İlk kitabım “Kırat’ın İzmir Koşusu” 1995 yılında yayınlanmıştı. O günden beridir sürekli yazıyorum, üretiyorum, bir kenara atıyorum. Güzel bir söz vardır, eğer yazıyorsanız, yazdığınız şey kaleminizden çıktığı anda sadece sizin olmaktan da çıkmıştır. Yani bir yazarın yazısı okurla buluştuğunda değer ve anlam kazanır. Ama anımsarsan, bir başka röportajda, senin sorularını yanıtlandırırken Türkiye’deki yayın evlerinin politikalarını eleştirmiştim. Ben bir yazar olarak, yayıncı peşinde koşmayı etik bulmuyorum. Hele hele yayınevlerinin para karşılığı kitap basmalarını ne yazarlık onuruyla ne de yayıncılık ruhuyla bağdaştırıyor. Bu sistemi ve anlayışı kendimce protesto ettiğimden, yazdığım tüm kitapları bekletme kararı almıştım. Hepsi bilgisayarımın belleğinde, basıma hazır halde duruyordu.
İkinci kitabınız Türkiye’den önce Yunanistan’da ve Yunanca yayınlandı. Neden böyle bir yol izlediniz?
Bildiğin gibi iki yıl önce Yunanistan’da Στιγμές και Στοχασμοί “Anlar ve Düşünceler” isimli felsefe kitabım yayınlandı. Ve altını çizmekte yarar görüyorum ki, bu kitabın yayınlanma önerisi yayınevinden geldi, yani Türkiye’deki gibi onlara gidip “Aman, lütfen benim kitabımı yayınlayın” demedim. Bunu bilhassa Türk yayınevlerinin yaklaşımını eleştirmek adına belirtmek istedim. Kitabım Yunanistan’da okurla buluştuktan sonra, gördüğü ilgi neticesinde, Bükreş’ten bir yayınevi bana ulaşarak kitabımı yayınlamak istediğini söyledi. Görüşeceğiz, eğer anlaşabilirsek Anlar ve Düşünceler Romanya’da da okurla buluşacak. Şuraya gelmek istiyorum.

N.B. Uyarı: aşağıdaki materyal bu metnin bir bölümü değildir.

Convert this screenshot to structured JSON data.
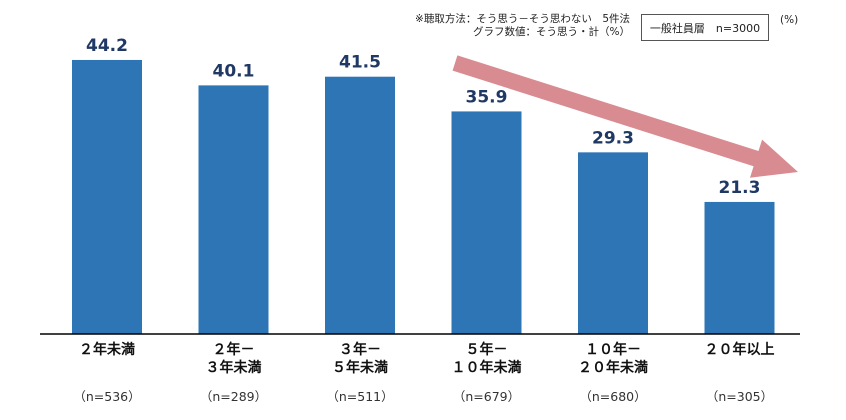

Benim kitabım Yunanistan’da bir Türk yazar tarafından kaleme alınmış ilk felsefe kitabı. Bu kitap yerel ve ulusal basında birçok kez haber oldu, Romanya’da bile ilgi uyandırdı ama gelin görün Türkiye’de bir tek yayınevi beni arayıp da bu kitapla ilgili görüşmedi. Yurtdışındaki yayın evlerinin kitabıma gösterdiği ilgiyi kendi ülkemdeki yayınevlerinden göremedim.
YAKIN KİTABEVİ YAYINLAYACAK
Ama yakında aynı kitabınız Türkiye’de de yayınlanacak…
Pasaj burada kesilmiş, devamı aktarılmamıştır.